„Greenfield“ an der Eschenstrasse

greenfield

Was eine Baumaktion mit der „greenfield“ – Einführung von Software zu tun hat? Lesen Sie selbst …

Am 13.3. war es so weit. Der alte Baum in unserem Garten wurde gefällt, nachdem ein Sturm den benachbarten Baum zum Einsturz brachte und das restliche Gefüge zu wanken drohte. In einer spektakulären Aktion wurde der Baum in 4 Teile zerlegt und schrittweise von einem Helikopter abtransportiert. Was über Jahrzehnte entstand wurde im Nu bodeneben gemacht. Der Baum war zu einem Risiko geworden und musste einem Neuanfang weichen.

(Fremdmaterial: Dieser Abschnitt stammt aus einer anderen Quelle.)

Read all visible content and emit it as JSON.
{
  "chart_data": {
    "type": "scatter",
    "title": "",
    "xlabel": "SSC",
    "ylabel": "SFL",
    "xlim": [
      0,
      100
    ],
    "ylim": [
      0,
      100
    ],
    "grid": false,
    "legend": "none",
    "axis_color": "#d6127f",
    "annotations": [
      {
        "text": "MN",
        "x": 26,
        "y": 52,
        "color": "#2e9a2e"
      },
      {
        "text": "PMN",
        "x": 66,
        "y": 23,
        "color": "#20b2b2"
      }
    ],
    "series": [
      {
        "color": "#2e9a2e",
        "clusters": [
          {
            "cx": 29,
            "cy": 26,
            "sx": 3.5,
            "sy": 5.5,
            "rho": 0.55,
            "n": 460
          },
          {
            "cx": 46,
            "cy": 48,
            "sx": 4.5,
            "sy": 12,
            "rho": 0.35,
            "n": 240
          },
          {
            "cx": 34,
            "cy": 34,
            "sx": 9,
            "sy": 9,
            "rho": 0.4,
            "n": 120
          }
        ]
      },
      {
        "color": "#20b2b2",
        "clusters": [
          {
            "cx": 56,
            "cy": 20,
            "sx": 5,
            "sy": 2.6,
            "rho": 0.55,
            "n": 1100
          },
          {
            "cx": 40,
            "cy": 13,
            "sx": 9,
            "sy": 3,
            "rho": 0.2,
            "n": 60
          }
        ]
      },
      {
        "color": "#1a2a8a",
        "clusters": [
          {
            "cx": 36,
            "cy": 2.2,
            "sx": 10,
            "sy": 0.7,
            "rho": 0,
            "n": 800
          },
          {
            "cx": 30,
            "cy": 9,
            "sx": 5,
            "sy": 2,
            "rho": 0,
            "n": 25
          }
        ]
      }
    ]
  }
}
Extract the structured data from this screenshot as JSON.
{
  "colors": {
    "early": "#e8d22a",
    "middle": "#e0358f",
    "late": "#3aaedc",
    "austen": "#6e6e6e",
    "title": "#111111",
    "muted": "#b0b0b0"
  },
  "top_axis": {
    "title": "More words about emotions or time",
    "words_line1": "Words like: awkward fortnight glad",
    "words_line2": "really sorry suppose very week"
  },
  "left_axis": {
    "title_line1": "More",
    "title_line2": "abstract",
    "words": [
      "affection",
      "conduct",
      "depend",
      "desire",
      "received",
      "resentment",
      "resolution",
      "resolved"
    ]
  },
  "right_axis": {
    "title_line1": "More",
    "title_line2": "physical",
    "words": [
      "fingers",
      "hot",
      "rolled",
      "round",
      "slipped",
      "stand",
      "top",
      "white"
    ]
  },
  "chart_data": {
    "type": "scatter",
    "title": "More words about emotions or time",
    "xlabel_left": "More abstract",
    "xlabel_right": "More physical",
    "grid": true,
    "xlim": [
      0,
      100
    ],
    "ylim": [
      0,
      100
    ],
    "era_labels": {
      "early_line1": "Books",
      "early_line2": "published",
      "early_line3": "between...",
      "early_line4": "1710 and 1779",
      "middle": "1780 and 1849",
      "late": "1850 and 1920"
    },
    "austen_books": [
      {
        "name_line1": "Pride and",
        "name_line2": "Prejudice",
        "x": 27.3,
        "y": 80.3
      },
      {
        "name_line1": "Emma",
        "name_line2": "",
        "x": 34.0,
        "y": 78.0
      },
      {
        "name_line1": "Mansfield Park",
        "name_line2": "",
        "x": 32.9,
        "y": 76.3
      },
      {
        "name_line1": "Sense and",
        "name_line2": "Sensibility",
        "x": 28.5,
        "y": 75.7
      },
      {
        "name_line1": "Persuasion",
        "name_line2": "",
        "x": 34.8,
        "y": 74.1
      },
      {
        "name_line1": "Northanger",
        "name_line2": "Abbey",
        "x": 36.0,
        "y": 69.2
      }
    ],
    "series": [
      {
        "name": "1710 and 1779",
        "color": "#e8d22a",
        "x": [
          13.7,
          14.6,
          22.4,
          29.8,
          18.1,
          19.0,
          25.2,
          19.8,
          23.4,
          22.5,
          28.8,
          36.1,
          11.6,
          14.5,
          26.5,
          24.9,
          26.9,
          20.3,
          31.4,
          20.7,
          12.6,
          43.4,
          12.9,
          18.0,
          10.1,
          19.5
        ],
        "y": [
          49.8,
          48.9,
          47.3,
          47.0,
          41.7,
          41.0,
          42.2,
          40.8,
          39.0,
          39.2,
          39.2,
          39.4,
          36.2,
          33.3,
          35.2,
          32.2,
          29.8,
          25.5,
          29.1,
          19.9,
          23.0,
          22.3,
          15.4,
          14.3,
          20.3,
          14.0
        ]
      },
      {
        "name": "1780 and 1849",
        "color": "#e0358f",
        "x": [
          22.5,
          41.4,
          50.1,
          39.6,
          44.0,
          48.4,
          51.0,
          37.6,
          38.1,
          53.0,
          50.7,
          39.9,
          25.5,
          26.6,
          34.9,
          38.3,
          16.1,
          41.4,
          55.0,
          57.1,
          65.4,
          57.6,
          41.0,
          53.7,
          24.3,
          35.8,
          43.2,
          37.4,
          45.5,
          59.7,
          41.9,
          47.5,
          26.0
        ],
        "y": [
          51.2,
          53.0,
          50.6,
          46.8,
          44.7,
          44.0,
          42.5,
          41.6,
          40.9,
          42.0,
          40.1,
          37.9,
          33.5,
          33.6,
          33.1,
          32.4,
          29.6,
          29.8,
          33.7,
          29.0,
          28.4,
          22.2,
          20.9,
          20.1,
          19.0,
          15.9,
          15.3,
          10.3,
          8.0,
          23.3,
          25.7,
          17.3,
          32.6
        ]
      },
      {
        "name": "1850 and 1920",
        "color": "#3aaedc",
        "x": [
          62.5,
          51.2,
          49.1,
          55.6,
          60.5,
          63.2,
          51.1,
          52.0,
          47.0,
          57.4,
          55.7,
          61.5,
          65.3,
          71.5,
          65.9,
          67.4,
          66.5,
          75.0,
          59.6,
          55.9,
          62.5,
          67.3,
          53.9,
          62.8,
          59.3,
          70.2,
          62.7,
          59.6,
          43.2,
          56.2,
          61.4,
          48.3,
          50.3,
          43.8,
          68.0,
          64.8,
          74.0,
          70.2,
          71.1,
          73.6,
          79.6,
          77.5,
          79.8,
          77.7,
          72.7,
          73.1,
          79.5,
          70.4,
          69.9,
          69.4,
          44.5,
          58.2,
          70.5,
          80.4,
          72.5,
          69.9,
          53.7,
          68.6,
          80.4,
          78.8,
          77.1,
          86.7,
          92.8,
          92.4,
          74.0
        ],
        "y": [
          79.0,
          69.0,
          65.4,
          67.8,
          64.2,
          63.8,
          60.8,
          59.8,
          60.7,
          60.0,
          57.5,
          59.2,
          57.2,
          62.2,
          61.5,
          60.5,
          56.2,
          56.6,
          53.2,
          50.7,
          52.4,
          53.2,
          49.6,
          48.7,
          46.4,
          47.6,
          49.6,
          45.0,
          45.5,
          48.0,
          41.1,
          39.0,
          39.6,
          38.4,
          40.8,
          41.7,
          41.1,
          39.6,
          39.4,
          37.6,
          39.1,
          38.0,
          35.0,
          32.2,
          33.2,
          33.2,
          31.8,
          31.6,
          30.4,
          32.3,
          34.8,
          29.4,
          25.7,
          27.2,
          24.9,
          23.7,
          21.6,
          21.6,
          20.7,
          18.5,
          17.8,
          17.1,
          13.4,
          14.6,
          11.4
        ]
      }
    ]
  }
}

Greenfield Approach in ERP-Projekten

Vom Spektaktel aus unseren laufenden Projekten herausgerissen, beobachteten wir das Geschehen und unterhielten uns über Parallelen zu den von uns betreuten ERP-Einführungen. Gerade kürzlich durften wir in einem Business Case erneut eine Rollout-Strategie ausarbeiten. Der Kunde, ein internationales, mittelständisches Industrieunternehmen mit mehreren Standorten in Europa, ging der Frage nach, welches das beste ERP-System für die Zukunft wäre und welches Implementationsverfahren („greenfield“ vs. brownfield“ bzw. „big-bang“ vs. „step-by-step“) zu bevorzugen sei. Neben System- und Partnerwahl kann das Einführungsverfahren in Bezug auf Funktionalität bzw. Scope und Standorte entscheidend sein für den kurz- und mittelfristigen Erfolg. Wir hatten uns bereits in anderen Blogs mit dem Thema Rollout-Strategien beschäftigt, daher halte ich mich an dieser Stelle kurz. Der referenzierte Blog sowie die folgende Grafik sollen einige Leitgedanken für die individuelle Abwägung in ihrem Unternehmen geben.

Eines ist in diesem Kontext jedoch ganz zentral: Ein Unternehmen muss die Strategie stets individuell festlegen und Chancen und Risiken sorgfältig gegeneinander abwägen. Vieles spricht für einen „greenfield“ Ansatz, insbesondere angesichts des heute weit verbreiteten Wunsches nach mehr Standardisierung, „Decomplexity“ und neuen Geschäftsmodellen. Einem Unternehmen, welches eine „greenfield“ Einführung erfolgreich meistert (dazu ist ein äusserst starkes Projekt- und Change Management unabdingbar!), winken tendenziell grössere Nutzengewinne, eine kürzere Projektdauer, sowie geringere mittel- und längerfristige TCO. Auf der andern Seite wird die Organisation in der Übergangsphase ganz schön gefordert. Die Situation muss daher im individuellen Kontext hinsichtlich Risiken und Machbarkeit beurteilt werden.

Zurück zu unserem Garten. Während wir also am Fenster standen und unseren alten „Freund“, den Baum, davon fliegen sahen, konnten wir sehr gut nachvollziehen, wie es unseren Kunden ergehen muss, wenn gewachsene Strukturen abgelöst werden und einem Neuanfang weichen müssen. „Hätte der Baum denn nicht auch einfach gestützt oder verkürzt werden können?“ – Nach einem wehmütigen Moment erkannten wir, dass durch die Veränderung im Garten nicht nur die Risiken gesenkt sowie die Sicht- und Platzverhältnisse verbessert werden konnten. Wir stellten ausserdem freudig fest, dass uns im Begegnungsraum mit unseren Kunden nun vermehrt die Sonne entgegen lachen wird. Der Raum für ein neues „Ökosystem“ wurde geschaffen. „Greenfield“ erfolgreich gemeistert!